In illustration of which he pointed waveringly at her.
“Yes, von Roesch explained it to me too. Kalter left a letter there on Helianos' desk.” She pointed back over her shoulder at the desk. “In it he gave all his reasons for killing himself; but he also suggested that some German bigwig named Sertz be notified, so that it should be made to appear that we had killed him.”
“That was it, that was the idea!” Demos said. “Sertz is a fiend, I may tell you. Von Roesch went to him and threatened to testify in your behalf.”
“He promised me he would. And, you know, Demos, I heard him arguing about it with Sertz's young lieutenant; he thought I did not understand German. It was a kind of blackmail; von Roesch has some evidence of their dishonesty, bribes and so on.”
“Ay, so that was the way of it,” Demos cried gleefully. “Thank you for telling me that, dear. How clever of you to find that out! I knew they had it in for each other. Rivals, and opposite types: the old Junker versus the young up-and-coming Nazi.”
She hated this chatter about Kalter and von Roesch and Sertz, all fiends. She was prepared to endure whatever they might still do to her but she would not bore herself to death thinking of them in advance. She pressed Helianos' letter to her bosom and stood up.
But then Demos said, “So now you have von Roesch after you, dear Cousin,” in a small sorry frightening voice. “That's what I came to warn you about.”
So she sat down again, and asked him not to hint and joke, but to tell her the worst at once, and clearly, because she was a woman, not very brave or very clever.
“Well, you see, von Roesch is firmly persuaded that your spirit is broken, my dear. Is it?”
“No, it is not,” she replied simply.
“That's good,” he said. “Anyway, you're going to have to see more of von Roesch, perhaps a good deal more. Not right away; he went off to Constantinople on some mission this morning. He'll be away about a fortnight. Then he will call on you, to pay his respects and express his sympthy about Helianos' being in prison and so on. Then he will ask you to give him some information about the rest of the Helianos family.
“Do you see what I mean, dear Cousin?” he asked earnestly.
“God help me, yes, I see,” she answered.
“Yes, you're in a fix, and you hold some of the rest of us in the hollow of your hand. As it seemed to me our best bet was to explain it to you and put it up to you. Try, dear Cousin, do try not to give von Roesch information. Talk nonsense to him. Think up things to tell him, make a game of it.”
He spoke very rapidly, with his dissipated but sharp eyes glancing up, glancing down; his old fingers weaving around and around the brim of his hat.
“Don't underestimate him. He's very keen against us Greeks. Not cruel like Sertz but more intelligent. He'd be the boss here, probably, only his politics aren't right just now.”
“Also he is indiscreet,” Mrs. Helianos interrupted. “It was foolish to let me overhear everything he said to Sertz's lieutenant.”

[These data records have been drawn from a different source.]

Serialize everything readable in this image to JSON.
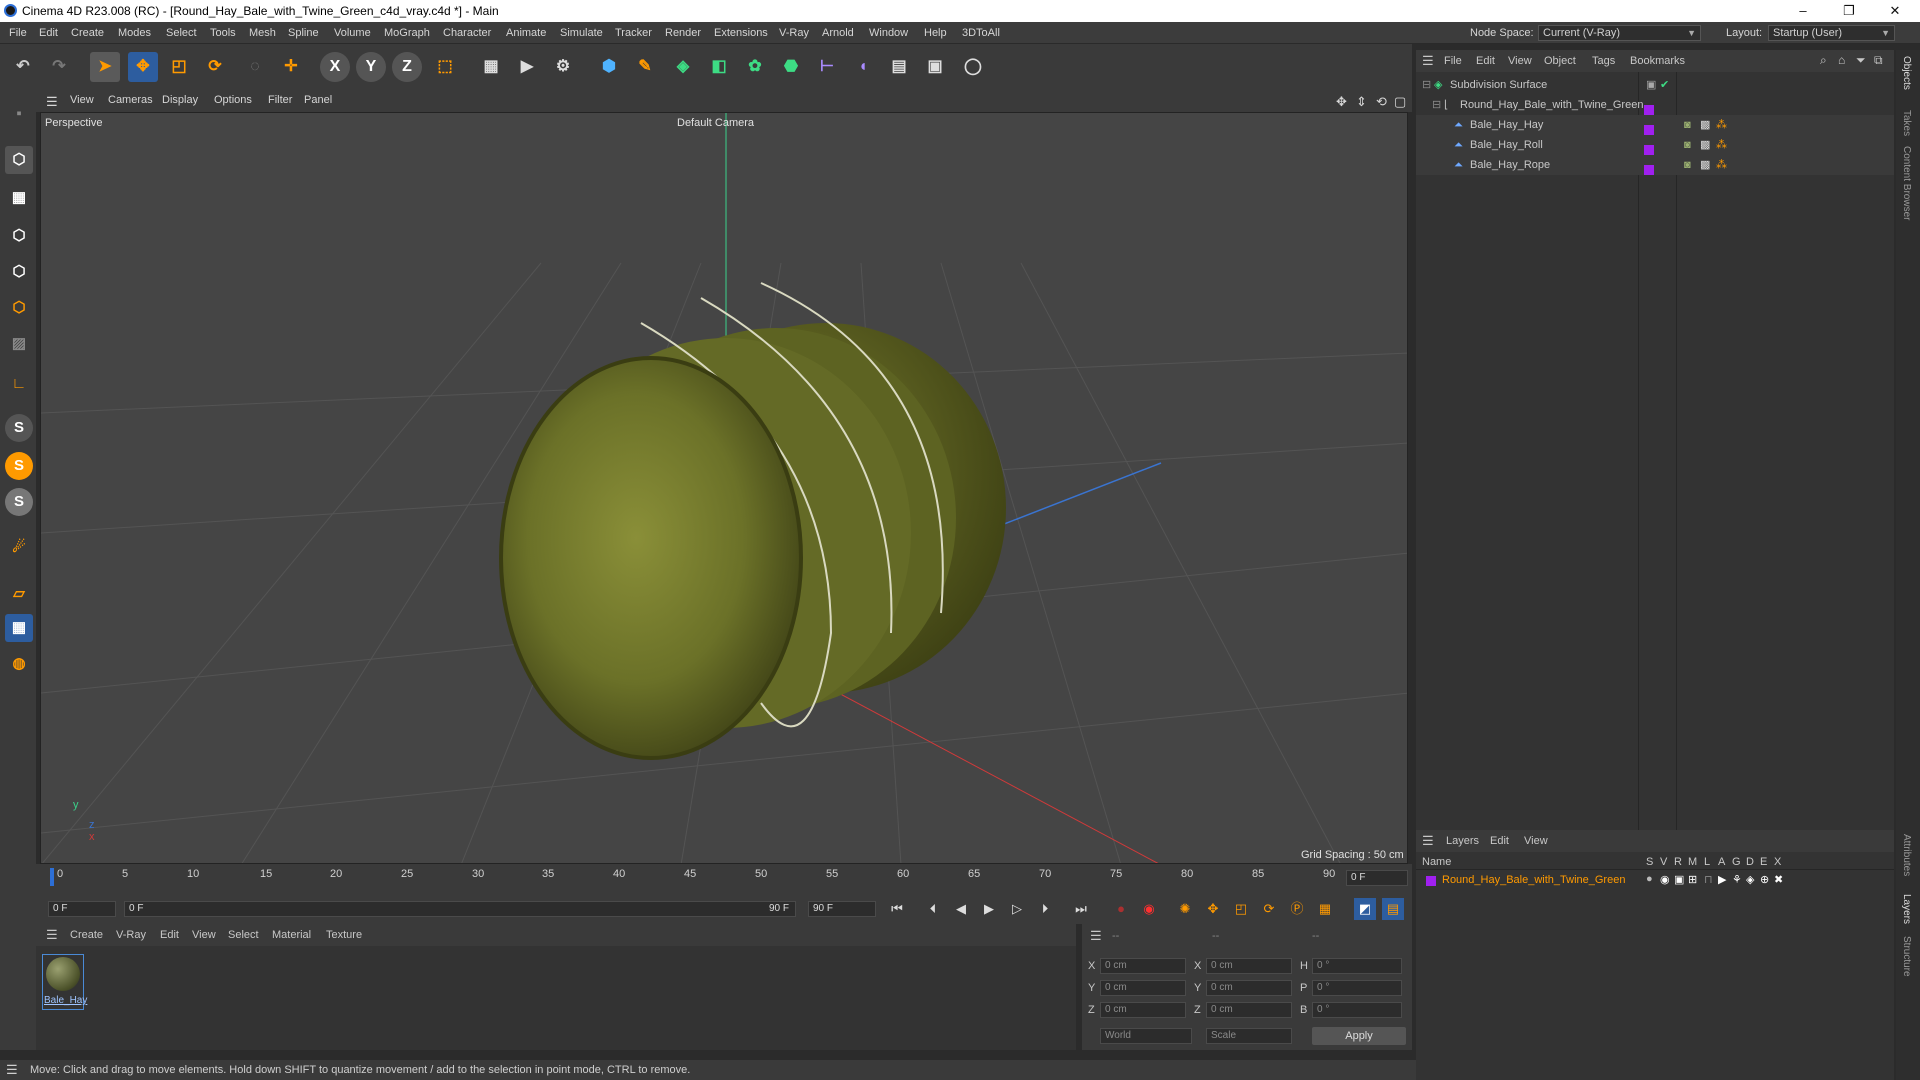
{
  "window": {
    "title": "Cinema 4D R23.008 (RC) - [Round_Hay_Bale_with_Twine_Green_c4d_vray.c4d *] - Main",
    "minimize": "–",
    "maximize": "❐",
    "close": "✕"
  },
  "menubar": {
    "items": [
      "File",
      "Edit",
      "Create",
      "Modes",
      "Select",
      "Tools",
      "Mesh",
      "Spline",
      "Volume",
      "MoGraph",
      "Character",
      "Animate",
      "Simulate",
      "Tracker",
      "Render",
      "Extensions",
      "V-Ray",
      "Arnold",
      "Window",
      "Help",
      "3DToAll"
    ],
    "node_space_label": "Node Space:",
    "node_space_value": "Current (V-Ray)",
    "layout_label": "Layout:",
    "layout_value": "Startup (User)"
  },
  "viewport_menu": {
    "items": [
      "View",
      "Cameras",
      "Display",
      "Options",
      "Filter",
      "Panel"
    ]
  },
  "viewport": {
    "name": "Perspective",
    "camera": "Default Camera",
    "grid_spacing": "Grid Spacing : 50 cm",
    "axis_y": "y",
    "axis_z": "z",
    "axis_x": "x"
  },
  "timeline": {
    "ticks": [
      "0",
      "5",
      "10",
      "15",
      "20",
      "25",
      "30",
      "35",
      "40",
      "45",
      "50",
      "55",
      "60",
      "65",
      "70",
      "75",
      "80",
      "85",
      "90"
    ],
    "current_frame": "0 F"
  },
  "playbar": {
    "start_field": "0 F",
    "range_start": "0 F",
    "range_end": "90 F",
    "end_field": "90 F"
  },
  "material_menu": {
    "items": [
      "Create",
      "V-Ray",
      "Edit",
      "View",
      "Select",
      "Material",
      "Texture"
    ],
    "material_name": "Bale_Hay"
  },
  "coords": {
    "header": [
      "--",
      "--",
      "--"
    ],
    "rows": [
      {
        "a": "X",
        "av": "0 cm",
        "b": "X",
        "bv": "0 cm",
        "c": "H",
        "cv": "0 °"
      },
      {
        "a": "Y",
        "av": "0 cm",
        "b": "Y",
        "bv": "0 cm",
        "c": "P",
        "cv": "0 °"
      },
      {
        "a": "Z",
        "av": "0 cm",
        "b": "Z",
        "bv": "0 cm",
        "c": "B",
        "cv": "0 °"
      }
    ],
    "mode": "World",
    "transform": "Scale",
    "apply": "Apply"
  },
  "object_manager": {
    "menu": [
      "File",
      "Edit",
      "View",
      "Object",
      "Tags",
      "Bookmarks"
    ],
    "objects": [
      {
        "name": "Subdivision Surface",
        "level": 0
      },
      {
        "name": "Round_Hay_Bale_with_Twine_Green",
        "level": 1
      },
      {
        "name": "Bale_Hay_Hay",
        "level": 2
      },
      {
        "name": "Bale_Hay_Roll",
        "level": 2
      },
      {
        "name": "Bale_Hay_Rope",
        "level": 2
      }
    ]
  },
  "layer_manager": {
    "menu": [
      "Layers",
      "Edit",
      "View"
    ],
    "name_header": "Name",
    "flag_headers": [
      "S",
      "V",
      "R",
      "M",
      "L",
      "A",
      "G",
      "D",
      "E",
      "X"
    ],
    "layer_name": "Round_Hay_Bale_with_Twine_Green",
    "layer_color": "#a020f0"
  },
  "side_tabs": [
    "Objects",
    "Takes",
    "Content Browser",
    "Attributes",
    "Layers",
    "Structure"
  ],
  "status": "Move: Click and drag to move elements. Hold down SHIFT to quantize movement / add to the selection in point mode, CTRL to remove.",
  "colors": {
    "accent": "#ff9a00",
    "layer_color": "#a020f0"
  }
}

“Perhaps he liked you. Perhaps he was showing off for you,” Demos said with a smile.
Mrs. Helianos blushed.
“In any case he wanted you to think that he liked you. You see, he and Sertz have a quite different policy. Sertz is a really vain brute. All he thinks of is quantity of victims, not quality. Therefore it would have meant something to him to catch even you, if you don't mind my saying so, my dear. . .
“Von Roesch has more sense. He doesn't believe in victimizing women and children. What he believes in is using them for pawns and as bait. Perhaps he was indiscreet intentionally, to show you how far he was prepared to go for you; how he defied his fellow-officers for you. He means to arouse your feeling of gratitude, so that you will confide the family secrets to him. I suppose you'd better let him think that you are grateful.”